Modesto Carvalhosa, um dos maiores juristas do país e autor dos pedidos de impeachment de Gilmar Mendes e Ricardo Lewandowski, usou as redes sociais para alertar sobre a ‘desgraça’ que poderá ser causada no país caso o STF decida pela ‘destruição’ a Lava Jato:

“É preciso que haja mobilização em Brasília, que as pessoas possam comparecer ao Supremo, enviar mensagens aos Ministros que não querem manchar sua história e lutam pela restituição da honra do Supremo”, afirmou Carvalhosa.

Os ministros do Supremo Tribunal Federal Gilmar Mendes, Ricardo Lewandowski, Dias Toffoli e Marco Aurélio Mello vão tentar alijar a Lava Jato do seu principal papel no combate à corrupção: forçar uma maioria dentro do STF para enviar todos os processos dos políticos corruptos que tenham ligação com caixa 2 para julgamento na frágil Justiça Eleitoral.

É sabido que a Justiça Eleitoral é composta, no Colegiado, também por advogados militantes e não apenas por juízes togados.

Esta manobra aumenta ainda mais a crise institucional em que se meteu o STF, colocando-o como instrumento que favorece a corrupção no Brasil.

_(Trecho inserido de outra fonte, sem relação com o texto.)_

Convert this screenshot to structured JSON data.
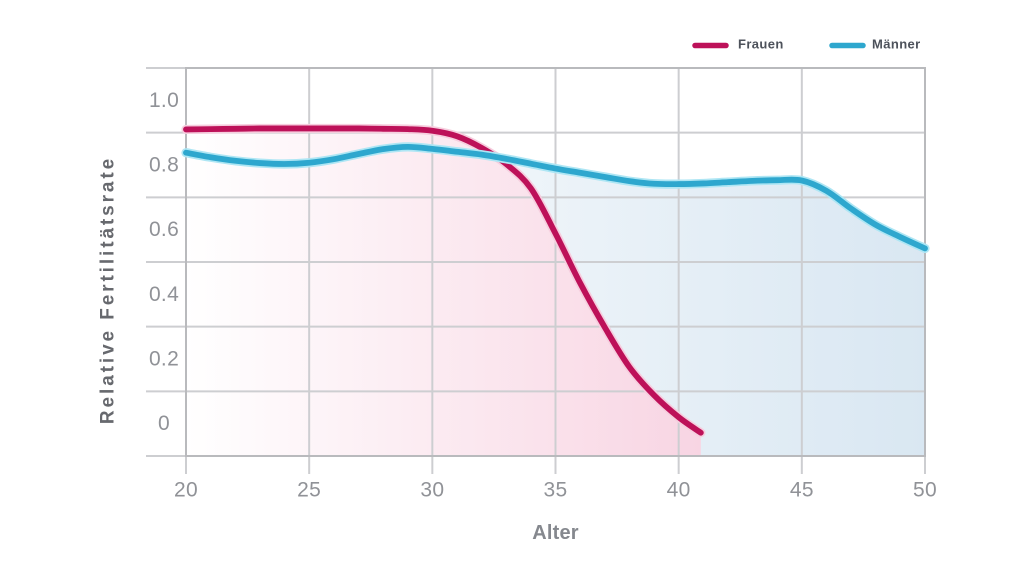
{
  "chart_data": {
    "type": "line",
    "title": "",
    "xlabel": "Alter",
    "ylabel": "Relative Fertilitätsrate",
    "xlim": [
      20,
      50
    ],
    "ylim": [
      -0.1,
      1.1
    ],
    "x_ticks": [
      20,
      25,
      30,
      35,
      40,
      45,
      50
    ],
    "y_ticks": [
      1.0,
      0.8,
      0.6,
      0.4,
      0.2,
      0
    ],
    "y_tick_labels": [
      "1.0",
      "0.8",
      "0.6",
      "0.4",
      "0.2",
      "0"
    ],
    "y_gridline_values": [
      1.1,
      0.9,
      0.7,
      0.5,
      0.3,
      0.1,
      -0.1
    ],
    "grid": true,
    "legend_position": "top-right",
    "series": [
      {
        "name": "Frauen",
        "color": "#bd1159",
        "halo_color": "#f6cede",
        "fill_from": "#ffffff",
        "fill_to": "#f8d5e3",
        "points": [
          [
            20,
            0.91
          ],
          [
            21,
            0.911
          ],
          [
            22,
            0.912
          ],
          [
            23,
            0.913
          ],
          [
            24,
            0.913
          ],
          [
            25,
            0.913
          ],
          [
            26,
            0.913
          ],
          [
            27,
            0.913
          ],
          [
            28,
            0.912
          ],
          [
            29,
            0.911
          ],
          [
            30,
            0.906
          ],
          [
            31,
            0.889
          ],
          [
            32,
            0.853
          ],
          [
            33,
            0.803
          ],
          [
            34,
            0.728
          ],
          [
            35,
            0.588
          ],
          [
            36,
            0.435
          ],
          [
            37,
            0.298
          ],
          [
            38,
            0.175
          ],
          [
            39,
            0.088
          ],
          [
            40,
            0.02
          ],
          [
            40.9,
            -0.028
          ]
        ]
      },
      {
        "name": "Männer",
        "color": "#2ea7ce",
        "halo_color": "#aee6f4",
        "fill_from": "#ffffff",
        "fill_to": "#d9e7f2",
        "points": [
          [
            20,
            0.838
          ],
          [
            21,
            0.824
          ],
          [
            22,
            0.813
          ],
          [
            23,
            0.806
          ],
          [
            24,
            0.803
          ],
          [
            25,
            0.807
          ],
          [
            26,
            0.818
          ],
          [
            27,
            0.834
          ],
          [
            28,
            0.849
          ],
          [
            29,
            0.856
          ],
          [
            30,
            0.85
          ],
          [
            31,
            0.841
          ],
          [
            32,
            0.832
          ],
          [
            33,
            0.819
          ],
          [
            34,
            0.804
          ],
          [
            35,
            0.789
          ],
          [
            36,
            0.776
          ],
          [
            37,
            0.763
          ],
          [
            38,
            0.75
          ],
          [
            39,
            0.742
          ],
          [
            40,
            0.741
          ],
          [
            41,
            0.743
          ],
          [
            42,
            0.747
          ],
          [
            43,
            0.751
          ],
          [
            44,
            0.753
          ],
          [
            45,
            0.752
          ],
          [
            46,
            0.72
          ],
          [
            47,
            0.665
          ],
          [
            48,
            0.615
          ],
          [
            49,
            0.577
          ],
          [
            50,
            0.542
          ]
        ]
      }
    ],
    "colors": {
      "background": "#ffffff",
      "gridline": "#cdced1",
      "plot_border": "#b9babd",
      "tick_text": "#909297",
      "legend_text": "#4d525b",
      "x_title_text": "#85888e",
      "y_title_text": "#67696e"
    }
  }
}
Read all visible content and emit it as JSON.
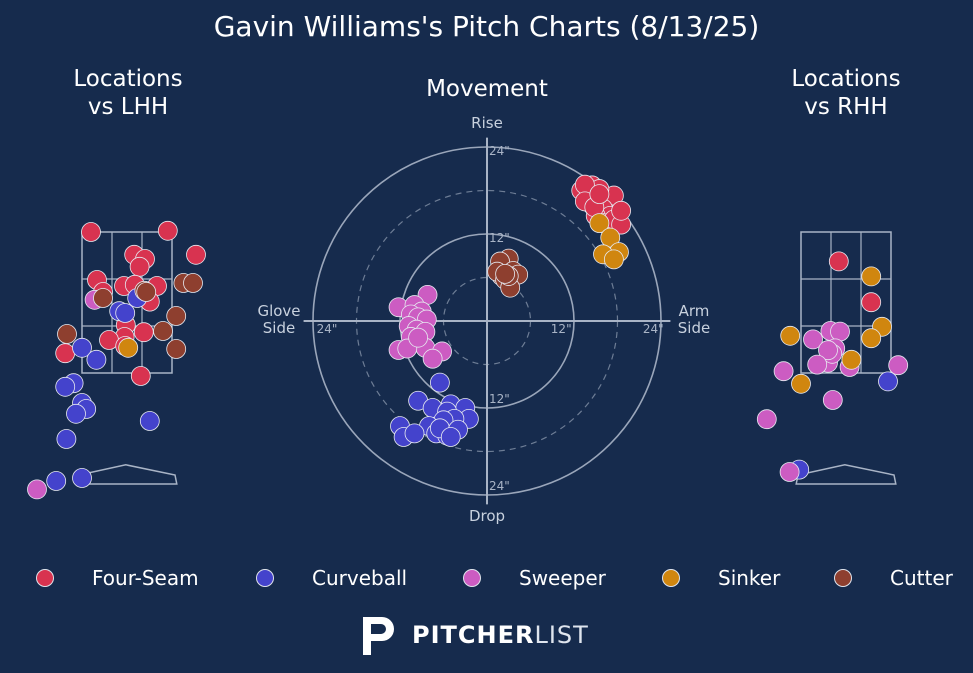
{
  "title": "Gavin Williams's Pitch Charts (8/13/25)",
  "colors": {
    "Four-Seam": "#d83350",
    "Curveball": "#4443cc",
    "Sweeper": "#cc5cc2",
    "Sinker": "#d0860f",
    "Cutter": "#8e3f2f",
    "background": "#162b4d",
    "lines": "#a9b4c6"
  },
  "legend": [
    {
      "name": "Four-Seam"
    },
    {
      "name": "Curveball"
    },
    {
      "name": "Sweeper"
    },
    {
      "name": "Sinker"
    },
    {
      "name": "Cutter"
    }
  ],
  "branding": {
    "bold": "PITCHER",
    "light": "LIST"
  },
  "chart_data": [
    {
      "type": "scatter",
      "title": "Locations\nvs LHH",
      "x_unit": "ft (plate_x, catcher view)",
      "y_unit": "ft (plate_z)",
      "series": [
        {
          "name": "Four-Seam",
          "points": [
            [
              -0.6,
              4.3
            ],
            [
              0.68,
              4.32
            ],
            [
              0.12,
              3.92
            ],
            [
              0.3,
              3.85
            ],
            [
              0.21,
              3.72
            ],
            [
              1.15,
              3.92
            ],
            [
              -0.5,
              3.5
            ],
            [
              -0.4,
              3.3
            ],
            [
              -0.05,
              3.4
            ],
            [
              0.13,
              3.42
            ],
            [
              0.5,
              3.4
            ],
            [
              0.38,
              3.14
            ],
            [
              -0.02,
              2.75
            ],
            [
              0.28,
              2.63
            ],
            [
              -0.04,
              2.55
            ],
            [
              -0.3,
              2.5
            ],
            [
              -0.03,
              2.4
            ],
            [
              -1.03,
              2.28
            ],
            [
              0.23,
              1.9
            ]
          ]
        },
        {
          "name": "Curveball",
          "points": [
            [
              0.17,
              3.2
            ],
            [
              -0.13,
              2.98
            ],
            [
              -0.03,
              2.95
            ],
            [
              -0.75,
              2.37
            ],
            [
              -0.51,
              2.17
            ],
            [
              -0.89,
              1.78
            ],
            [
              -1.03,
              1.72
            ],
            [
              -0.75,
              1.45
            ],
            [
              -0.68,
              1.35
            ],
            [
              -0.85,
              1.27
            ],
            [
              0.38,
              1.15
            ],
            [
              -1.01,
              0.85
            ],
            [
              -1.18,
              0.15
            ],
            [
              -0.75,
              0.2
            ]
          ]
        },
        {
          "name": "Sweeper",
          "points": [
            [
              -0.54,
              3.17
            ],
            [
              -1.5,
              0.01
            ]
          ]
        },
        {
          "name": "Sinker",
          "points": [
            [
              0.02,
              2.37
            ]
          ]
        },
        {
          "name": "Cutter",
          "points": [
            [
              0.94,
              3.45
            ],
            [
              1.1,
              3.45
            ],
            [
              0.29,
              3.32
            ],
            [
              -0.4,
              3.2
            ],
            [
              0.32,
              3.3
            ],
            [
              0.82,
              2.9
            ],
            [
              -1,
              2.6
            ],
            [
              0.6,
              2.65
            ],
            [
              0.82,
              2.35
            ]
          ]
        }
      ]
    },
    {
      "type": "scatter",
      "title": "Movement",
      "x_unit": "inches horizontal break (glove side negative)",
      "y_unit": "inches induced vertical break",
      "axis_labels": {
        "top": "Rise",
        "bottom": "Drop",
        "left": "Glove\nSide",
        "right": "Arm\nSide"
      },
      "ring_labels": [
        "12\"",
        "24\""
      ],
      "series": [
        {
          "name": "Four-Seam",
          "points": [
            [
              13,
              18
            ],
            [
              14,
              17
            ],
            [
              15.5,
              16.8
            ],
            [
              16.5,
              16.5
            ],
            [
              17.5,
              17.3
            ],
            [
              14.5,
              18.7
            ],
            [
              15.5,
              18.2
            ],
            [
              13.5,
              18.8
            ],
            [
              14.5,
              16
            ],
            [
              16,
              15.5
            ],
            [
              17,
              14.5
            ],
            [
              15,
              14.5
            ],
            [
              16,
              13.5
            ],
            [
              17.5,
              14
            ],
            [
              18.5,
              13.3
            ],
            [
              18.5,
              15.2
            ],
            [
              13.5,
              16.5
            ],
            [
              14.8,
              15.7
            ],
            [
              15.5,
              17.5
            ]
          ]
        },
        {
          "name": "Curveball",
          "points": [
            [
              -6.5,
              -8.5
            ],
            [
              -9.5,
              -11
            ],
            [
              -7.5,
              -12
            ],
            [
              -5,
              -11.5
            ],
            [
              -3,
              -12
            ],
            [
              -2.5,
              -13.5
            ],
            [
              -5.5,
              -12.5
            ],
            [
              -4.5,
              -13.5
            ],
            [
              -6,
              -13.7
            ],
            [
              -12,
              -14.5
            ],
            [
              -8,
              -14.5
            ],
            [
              -11.5,
              -16
            ],
            [
              -10,
              -15.5
            ],
            [
              -7,
              -15.5
            ],
            [
              -5.5,
              -15.8
            ],
            [
              -6.5,
              -14.8
            ],
            [
              -4,
              -15
            ],
            [
              -5,
              -16
            ]
          ]
        },
        {
          "name": "Sweeper",
          "points": [
            [
              -8.2,
              3.6
            ],
            [
              -12.2,
              1.9
            ],
            [
              -10,
              2.2
            ],
            [
              -9,
              1.3
            ],
            [
              -10.5,
              0.9
            ],
            [
              -9.5,
              0.5
            ],
            [
              -8.3,
              0.2
            ],
            [
              -10.8,
              -0.7
            ],
            [
              -9.7,
              -1.2
            ],
            [
              -8.5,
              -1.5
            ],
            [
              -10.5,
              -2.2
            ],
            [
              -8.5,
              -3.7
            ],
            [
              -12.2,
              -4
            ],
            [
              -11,
              -3.8
            ],
            [
              -6.2,
              -4.2
            ],
            [
              -9.5,
              -2.3
            ],
            [
              -7.5,
              -5.2
            ]
          ]
        },
        {
          "name": "Sinker",
          "points": [
            [
              15.5,
              13.5
            ],
            [
              17,
              11.5
            ],
            [
              18.2,
              9.5
            ],
            [
              16,
              9.2
            ],
            [
              17.5,
              8.5
            ]
          ]
        },
        {
          "name": "Cutter",
          "points": [
            [
              3,
              8.6
            ],
            [
              1.8,
              8.2
            ],
            [
              2.6,
              6.5
            ],
            [
              3.6,
              6.9
            ],
            [
              2,
              6.2
            ],
            [
              4.3,
              6.4
            ],
            [
              1.4,
              6.8
            ],
            [
              2.5,
              5.7
            ],
            [
              3.2,
              4.6
            ],
            [
              3,
              6.2
            ],
            [
              2.5,
              6.5
            ]
          ]
        }
      ]
    },
    {
      "type": "scatter",
      "title": "Locations\nvs RHH",
      "x_unit": "ft (plate_x, catcher view)",
      "y_unit": "ft (plate_z)",
      "series": [
        {
          "name": "Four-Seam",
          "points": [
            [
              -0.12,
              3.81
            ],
            [
              0.42,
              3.13
            ]
          ]
        },
        {
          "name": "Curveball",
          "points": [
            [
              0.7,
              1.81
            ],
            [
              -0.78,
              0.34
            ]
          ]
        },
        {
          "name": "Sweeper",
          "points": [
            [
              -0.55,
              2.51
            ],
            [
              -0.26,
              2.65
            ],
            [
              -0.1,
              2.64
            ],
            [
              -0.18,
              2.36
            ],
            [
              -0.3,
              2.12
            ],
            [
              -0.23,
              2.27
            ],
            [
              -0.3,
              2.33
            ],
            [
              -0.48,
              2.09
            ],
            [
              0.06,
              2.05
            ],
            [
              -1.04,
              1.98
            ],
            [
              -0.22,
              1.5
            ],
            [
              0.87,
              2.08
            ],
            [
              -1.32,
              1.18
            ],
            [
              -0.94,
              0.3
            ]
          ]
        },
        {
          "name": "Sinker",
          "points": [
            [
              0.42,
              3.56
            ],
            [
              0.6,
              2.72
            ],
            [
              0.42,
              2.53
            ],
            [
              -0.93,
              2.57
            ],
            [
              0.09,
              2.17
            ],
            [
              -0.75,
              1.77
            ]
          ]
        },
        {
          "name": "Cutter",
          "points": []
        }
      ]
    }
  ]
}
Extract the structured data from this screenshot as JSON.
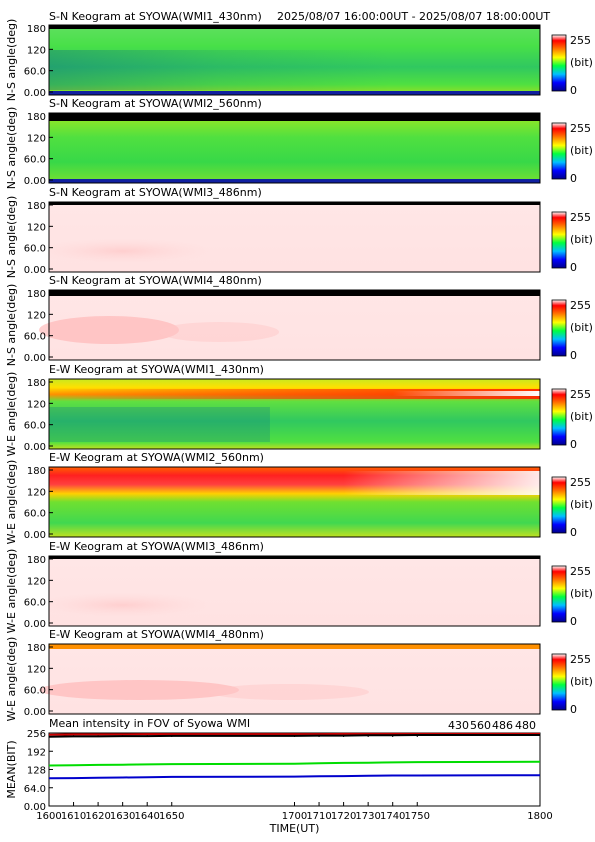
{
  "header": {
    "time_range": "2025/08/07 16:00:00UT - 2025/08/07 18:00:00UT"
  },
  "colorbar": {
    "max_label": "255",
    "unit_label": "(bit)",
    "min_label": "0"
  },
  "chart_data": [
    {
      "type": "heatmap",
      "title": "S-N Keogram at SYOWA(WMI1_430nm)",
      "ylabel": "N-S angle(deg)",
      "yticks": [
        "180",
        "120",
        "60.0",
        "0.00"
      ],
      "palette": "green"
    },
    {
      "type": "heatmap",
      "title": "S-N Keogram at SYOWA(WMI2_560nm)",
      "ylabel": "N-S angle(deg)",
      "yticks": [
        "180",
        "120",
        "60.0",
        "0.00"
      ],
      "palette": "green2"
    },
    {
      "type": "heatmap",
      "title": "S-N Keogram at SYOWA(WMI3_486nm)",
      "ylabel": "N-S angle(deg)",
      "yticks": [
        "180",
        "120",
        "60.0",
        "0.00"
      ],
      "palette": "pink"
    },
    {
      "type": "heatmap",
      "title": "S-N Keogram at SYOWA(WMI4_480nm)",
      "ylabel": "N-S angle(deg)",
      "yticks": [
        "180",
        "120",
        "60.0",
        "0.00"
      ],
      "palette": "pink2"
    },
    {
      "type": "heatmap",
      "title": "E-W Keogram at SYOWA(WMI1_430nm)",
      "ylabel": "W-E angle(deg)",
      "yticks": [
        "180",
        "120",
        "60.0",
        "0.00"
      ],
      "palette": "ew1"
    },
    {
      "type": "heatmap",
      "title": "E-W Keogram at SYOWA(WMI2_560nm)",
      "ylabel": "W-E angle(deg)",
      "yticks": [
        "180",
        "120",
        "60.0",
        "0.00"
      ],
      "palette": "ew2"
    },
    {
      "type": "heatmap",
      "title": "E-W Keogram at SYOWA(WMI3_486nm)",
      "ylabel": "W-E angle(deg)",
      "yticks": [
        "180",
        "120",
        "60.0",
        "0.00"
      ],
      "palette": "pink"
    },
    {
      "type": "heatmap",
      "title": "E-W Keogram at SYOWA(WMI4_480nm)",
      "ylabel": "W-E angle(deg)",
      "yticks": [
        "180",
        "120",
        "60.0",
        "0.00"
      ],
      "palette": "pink3"
    },
    {
      "type": "line",
      "title": "Mean intensity in FOV of Syowa WMI",
      "ylabel": "MEAN(BIT)",
      "xlabel": "TIME(UT)",
      "yticks": [
        "256",
        "192",
        "128",
        "64.0",
        "0.00"
      ],
      "ylim": [
        0,
        256
      ],
      "x": [
        1600,
        1610,
        1620,
        1630,
        1640,
        1650,
        1700,
        1710,
        1720,
        1730,
        1740,
        1750,
        1800
      ],
      "xticks": [
        "1600",
        "1610",
        "1620",
        "1630",
        "1640",
        "1650",
        "1700",
        "1710",
        "1720",
        "1730",
        "1740",
        "1750",
        "1800"
      ],
      "series": [
        {
          "name": "430",
          "color": "#0000cc",
          "values": [
            97,
            98,
            99,
            100,
            101,
            102,
            103,
            104,
            105,
            106,
            107,
            107,
            108
          ]
        },
        {
          "name": "560",
          "color": "#00dd00",
          "values": [
            142,
            143,
            144,
            145,
            146,
            147,
            148,
            150,
            151,
            152,
            153,
            154,
            155
          ]
        },
        {
          "name": "486",
          "color": "#cc0000",
          "values": [
            250,
            251,
            251,
            251,
            252,
            252,
            252,
            252,
            253,
            253,
            253,
            253,
            253
          ]
        },
        {
          "name": "480",
          "color": "#000000",
          "values": [
            243,
            244,
            244,
            245,
            245,
            246,
            246,
            247,
            247,
            248,
            248,
            249,
            249
          ]
        }
      ]
    }
  ]
}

Anteriormente, esta mesma manobra sub-reptícia livrou a barra de Dilma, Temer, José Serra, Aécio Neves, Eliseu Padilha, Antônio Palocci, Guido Mantega, entre outros. Todos sob a proteção e o manto da Justiça Eleitoral e fora da Lava Jato.

O Governo Bolsonaro, por meio do ministro da Justiça e Segurança Pública, Sérgio Moro, está acompanhando toda a movimentação dos ministros do Supremo. A relação entre o Governo e o STF pode ser arranhada se os ministros militantes insistirem em beneficias os “amigos corruptos”.